Silhouettes is the self-produced debut album from Detroit trio Shadow Show.
Ava East (vocals & guitars), Kate Derringer (bass & vocals) and Kerrigan Pearce (percussion & vocals) have been playing relentlessly in the build up to releasing this record and initial audience responses have been very good indeed.
2018 singles, ‘The Machine’ and ‘Glass Eye’, hinted at a band with real potential, and Silhouettes has revealed that early optimism to be well judged.
Silhouettes is laced with ‘60s psychedelic revival tones; Shadow Show have their collars up, their shades on, and they’re heading in your direction.
Opener ‘Charades’ builds steadily from ambient street sounds into a blast of retro power pop that succinctly introduces the band, their attitude and what to expect in the ensuing ten songs.

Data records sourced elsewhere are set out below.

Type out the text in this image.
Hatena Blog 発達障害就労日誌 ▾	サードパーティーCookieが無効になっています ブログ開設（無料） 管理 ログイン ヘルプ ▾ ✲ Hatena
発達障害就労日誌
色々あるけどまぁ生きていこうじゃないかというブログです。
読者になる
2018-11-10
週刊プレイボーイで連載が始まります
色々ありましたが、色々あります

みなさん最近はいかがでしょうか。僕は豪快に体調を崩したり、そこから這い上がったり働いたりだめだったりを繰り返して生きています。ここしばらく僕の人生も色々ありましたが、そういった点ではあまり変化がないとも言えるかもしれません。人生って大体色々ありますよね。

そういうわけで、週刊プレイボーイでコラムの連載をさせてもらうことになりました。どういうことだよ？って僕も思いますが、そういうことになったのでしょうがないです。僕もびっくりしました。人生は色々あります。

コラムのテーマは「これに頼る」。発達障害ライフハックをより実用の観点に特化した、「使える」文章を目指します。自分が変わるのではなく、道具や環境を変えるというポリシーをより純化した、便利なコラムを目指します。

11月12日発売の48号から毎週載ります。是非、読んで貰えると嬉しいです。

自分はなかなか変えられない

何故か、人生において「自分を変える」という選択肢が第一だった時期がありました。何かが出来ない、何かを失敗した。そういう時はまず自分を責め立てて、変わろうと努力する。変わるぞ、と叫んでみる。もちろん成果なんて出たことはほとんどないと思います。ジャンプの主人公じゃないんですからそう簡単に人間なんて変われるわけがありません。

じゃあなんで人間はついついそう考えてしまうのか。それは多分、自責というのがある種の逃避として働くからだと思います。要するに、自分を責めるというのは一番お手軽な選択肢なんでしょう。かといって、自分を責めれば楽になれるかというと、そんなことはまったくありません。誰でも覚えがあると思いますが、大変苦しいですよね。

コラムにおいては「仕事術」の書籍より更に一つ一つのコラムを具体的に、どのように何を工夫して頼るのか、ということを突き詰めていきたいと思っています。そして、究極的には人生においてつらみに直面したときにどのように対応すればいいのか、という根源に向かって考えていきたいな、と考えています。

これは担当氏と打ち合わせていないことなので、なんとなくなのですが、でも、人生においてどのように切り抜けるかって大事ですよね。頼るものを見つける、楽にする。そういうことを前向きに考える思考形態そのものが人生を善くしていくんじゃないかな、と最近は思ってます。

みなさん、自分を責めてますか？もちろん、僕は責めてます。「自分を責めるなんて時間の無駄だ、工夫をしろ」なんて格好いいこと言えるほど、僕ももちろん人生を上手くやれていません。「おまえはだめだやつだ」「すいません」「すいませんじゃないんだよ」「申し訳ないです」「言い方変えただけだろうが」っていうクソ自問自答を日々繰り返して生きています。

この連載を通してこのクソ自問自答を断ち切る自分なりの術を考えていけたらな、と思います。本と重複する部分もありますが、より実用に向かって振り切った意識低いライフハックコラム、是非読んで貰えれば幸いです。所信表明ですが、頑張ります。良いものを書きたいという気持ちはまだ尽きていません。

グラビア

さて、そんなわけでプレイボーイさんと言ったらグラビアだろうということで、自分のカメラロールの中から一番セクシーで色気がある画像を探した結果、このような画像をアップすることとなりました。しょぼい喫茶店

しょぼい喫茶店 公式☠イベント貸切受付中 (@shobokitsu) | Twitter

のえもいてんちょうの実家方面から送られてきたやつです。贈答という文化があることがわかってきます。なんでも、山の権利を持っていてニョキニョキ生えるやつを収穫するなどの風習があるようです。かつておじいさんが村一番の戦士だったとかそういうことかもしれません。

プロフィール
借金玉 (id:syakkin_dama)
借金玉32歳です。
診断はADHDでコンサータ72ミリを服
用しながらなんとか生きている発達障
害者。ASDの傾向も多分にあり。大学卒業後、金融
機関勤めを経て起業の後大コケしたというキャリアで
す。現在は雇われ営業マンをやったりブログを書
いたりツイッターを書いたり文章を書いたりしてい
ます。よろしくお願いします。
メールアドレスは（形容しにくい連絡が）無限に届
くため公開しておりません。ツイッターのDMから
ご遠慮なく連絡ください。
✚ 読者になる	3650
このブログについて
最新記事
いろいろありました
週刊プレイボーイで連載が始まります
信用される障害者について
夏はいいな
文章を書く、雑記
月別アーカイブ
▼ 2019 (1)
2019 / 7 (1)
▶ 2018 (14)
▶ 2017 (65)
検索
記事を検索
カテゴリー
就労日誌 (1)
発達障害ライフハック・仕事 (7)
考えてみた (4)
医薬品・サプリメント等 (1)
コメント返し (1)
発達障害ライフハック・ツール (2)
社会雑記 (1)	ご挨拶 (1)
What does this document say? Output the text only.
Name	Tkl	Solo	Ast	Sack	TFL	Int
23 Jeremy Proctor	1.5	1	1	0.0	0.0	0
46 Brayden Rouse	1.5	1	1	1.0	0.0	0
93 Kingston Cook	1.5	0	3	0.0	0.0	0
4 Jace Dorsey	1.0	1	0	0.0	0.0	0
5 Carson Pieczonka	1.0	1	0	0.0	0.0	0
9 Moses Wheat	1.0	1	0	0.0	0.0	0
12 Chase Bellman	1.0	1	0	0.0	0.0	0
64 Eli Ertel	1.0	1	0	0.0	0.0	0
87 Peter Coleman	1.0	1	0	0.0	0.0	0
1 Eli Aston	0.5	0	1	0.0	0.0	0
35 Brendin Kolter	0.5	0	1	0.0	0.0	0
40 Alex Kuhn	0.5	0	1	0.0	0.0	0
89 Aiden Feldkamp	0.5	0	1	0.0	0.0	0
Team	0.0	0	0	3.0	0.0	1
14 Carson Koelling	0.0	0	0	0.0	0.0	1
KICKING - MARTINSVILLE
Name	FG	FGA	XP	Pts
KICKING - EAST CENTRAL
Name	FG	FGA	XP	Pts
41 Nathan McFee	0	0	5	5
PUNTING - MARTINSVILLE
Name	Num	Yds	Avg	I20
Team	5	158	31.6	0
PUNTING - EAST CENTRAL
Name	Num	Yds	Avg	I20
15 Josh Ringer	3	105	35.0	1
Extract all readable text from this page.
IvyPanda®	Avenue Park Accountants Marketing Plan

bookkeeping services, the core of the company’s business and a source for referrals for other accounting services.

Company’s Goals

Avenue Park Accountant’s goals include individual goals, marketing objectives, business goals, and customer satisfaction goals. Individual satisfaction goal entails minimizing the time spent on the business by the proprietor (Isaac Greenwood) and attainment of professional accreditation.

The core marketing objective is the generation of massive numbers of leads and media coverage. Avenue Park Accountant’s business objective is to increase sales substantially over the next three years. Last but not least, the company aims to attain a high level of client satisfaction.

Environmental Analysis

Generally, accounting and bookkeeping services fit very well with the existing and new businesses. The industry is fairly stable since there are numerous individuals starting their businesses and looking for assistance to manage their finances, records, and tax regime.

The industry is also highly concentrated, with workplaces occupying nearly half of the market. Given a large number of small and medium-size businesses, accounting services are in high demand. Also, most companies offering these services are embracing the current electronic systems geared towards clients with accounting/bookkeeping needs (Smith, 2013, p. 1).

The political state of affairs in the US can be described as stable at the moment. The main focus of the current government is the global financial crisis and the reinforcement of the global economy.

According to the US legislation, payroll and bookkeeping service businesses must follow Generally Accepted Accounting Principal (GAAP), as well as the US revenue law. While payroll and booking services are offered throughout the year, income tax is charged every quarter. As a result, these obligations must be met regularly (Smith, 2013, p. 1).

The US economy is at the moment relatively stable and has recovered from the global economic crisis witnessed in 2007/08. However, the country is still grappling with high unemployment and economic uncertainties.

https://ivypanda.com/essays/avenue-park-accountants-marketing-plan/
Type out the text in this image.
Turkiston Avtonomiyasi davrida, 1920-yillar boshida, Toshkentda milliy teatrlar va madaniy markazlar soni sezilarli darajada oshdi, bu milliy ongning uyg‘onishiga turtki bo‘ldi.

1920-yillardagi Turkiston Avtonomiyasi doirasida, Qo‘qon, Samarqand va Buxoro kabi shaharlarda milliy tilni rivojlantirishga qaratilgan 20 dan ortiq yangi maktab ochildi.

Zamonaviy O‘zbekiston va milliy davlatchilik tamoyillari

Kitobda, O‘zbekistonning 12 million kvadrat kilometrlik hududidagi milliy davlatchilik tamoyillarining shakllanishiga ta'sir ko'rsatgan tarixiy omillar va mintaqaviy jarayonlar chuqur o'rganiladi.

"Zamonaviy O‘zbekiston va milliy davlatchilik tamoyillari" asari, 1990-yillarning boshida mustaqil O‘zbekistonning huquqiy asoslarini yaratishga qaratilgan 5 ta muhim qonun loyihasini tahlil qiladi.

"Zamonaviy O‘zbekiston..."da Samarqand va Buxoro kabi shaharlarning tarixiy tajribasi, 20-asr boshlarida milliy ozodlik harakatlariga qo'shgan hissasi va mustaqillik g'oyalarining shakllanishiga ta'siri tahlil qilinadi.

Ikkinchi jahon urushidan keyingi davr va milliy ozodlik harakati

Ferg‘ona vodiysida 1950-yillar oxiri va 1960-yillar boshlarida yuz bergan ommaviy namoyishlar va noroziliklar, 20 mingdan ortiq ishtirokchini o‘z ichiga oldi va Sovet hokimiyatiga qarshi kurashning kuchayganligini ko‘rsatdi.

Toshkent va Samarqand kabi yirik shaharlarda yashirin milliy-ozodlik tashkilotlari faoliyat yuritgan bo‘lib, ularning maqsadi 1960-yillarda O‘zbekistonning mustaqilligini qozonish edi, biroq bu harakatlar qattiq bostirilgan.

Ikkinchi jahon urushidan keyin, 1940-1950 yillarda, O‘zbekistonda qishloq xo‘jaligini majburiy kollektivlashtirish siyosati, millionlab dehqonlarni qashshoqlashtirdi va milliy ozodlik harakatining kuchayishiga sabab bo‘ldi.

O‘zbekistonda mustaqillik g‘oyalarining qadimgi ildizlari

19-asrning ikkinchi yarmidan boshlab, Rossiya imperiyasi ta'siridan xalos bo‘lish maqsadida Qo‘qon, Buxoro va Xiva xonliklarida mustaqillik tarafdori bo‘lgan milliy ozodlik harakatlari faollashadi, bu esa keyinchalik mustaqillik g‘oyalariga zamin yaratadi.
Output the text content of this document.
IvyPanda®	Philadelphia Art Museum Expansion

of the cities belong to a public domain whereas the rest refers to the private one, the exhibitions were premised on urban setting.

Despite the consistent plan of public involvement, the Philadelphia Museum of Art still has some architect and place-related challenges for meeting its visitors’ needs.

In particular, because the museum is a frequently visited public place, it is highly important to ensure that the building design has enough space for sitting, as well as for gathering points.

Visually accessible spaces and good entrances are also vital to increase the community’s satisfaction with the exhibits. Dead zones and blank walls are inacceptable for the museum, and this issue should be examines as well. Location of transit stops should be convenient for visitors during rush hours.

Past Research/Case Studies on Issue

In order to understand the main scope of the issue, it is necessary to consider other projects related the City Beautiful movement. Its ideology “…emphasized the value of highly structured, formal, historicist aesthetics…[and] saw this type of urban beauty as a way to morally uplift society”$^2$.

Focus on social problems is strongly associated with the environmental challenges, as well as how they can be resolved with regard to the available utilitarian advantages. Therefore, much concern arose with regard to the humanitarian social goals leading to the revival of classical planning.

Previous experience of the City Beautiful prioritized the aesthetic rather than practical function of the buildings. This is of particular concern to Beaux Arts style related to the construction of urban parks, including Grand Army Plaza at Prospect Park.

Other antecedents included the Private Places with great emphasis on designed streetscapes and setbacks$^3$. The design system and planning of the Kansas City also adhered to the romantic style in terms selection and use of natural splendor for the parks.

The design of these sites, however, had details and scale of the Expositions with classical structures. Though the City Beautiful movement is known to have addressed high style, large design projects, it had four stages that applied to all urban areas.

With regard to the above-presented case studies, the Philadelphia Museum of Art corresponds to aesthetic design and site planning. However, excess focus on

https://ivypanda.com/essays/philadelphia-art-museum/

‘Contessa’ crashes in and blows the doors off the record – Shadow Show are not messing about. Contessa would not sound out of place coming out of the speakers in a dive bar you walk past but would never dare enter. The scuzzy guitar on this contrasts with high vocal harmonies for a sweetly menacing delivery.
The production on the LP could’ve been ripped right out of the heart of some lost underground venue – there’s sweat dripping off the ceiling, stale cigarette smoke and limbs all over the place.
Off kilter chord changes demonstrate Shadow Show are not just pilfering the best bits from a playbook written over half a century ago. Like all good artists they’ve learnt what works, redacted what doesn’t, and added their own spin on proceedings.
There are subtle production flourishes that bring a little flavour through crashing splash cymbals and writhing bass. The odd keyboard, or effect added to a vocal, such as on ‘Glass Eye’, helps to counter what could be interpreted as art-pop by numbers.
On ‘Trapeze Act’ the band go little more lo-fi, mix in an alternative signature or two, and perform with less aggression than on other tracks. There’s a menacing undercurrent that peeks above the surface before disappearing in a haze of shimmering six string and phased vocals two thirds of the way through.
Ava’s vocals pack a healthy punch throughout but are elevated on ‘Dreamhead’ with an intricate performance that follows the guitar and stretches from pretty low, via some playful dissonant notes, through to an expertly executed higher range.
Silhouettes is full of attitude that seeps through every chord change, snare snap and bass riff. It’s a sneering shoulder swagger, expertly delivered.
Silhouettes is available from Friday 14th February on Burger Records and Stolen Body Records.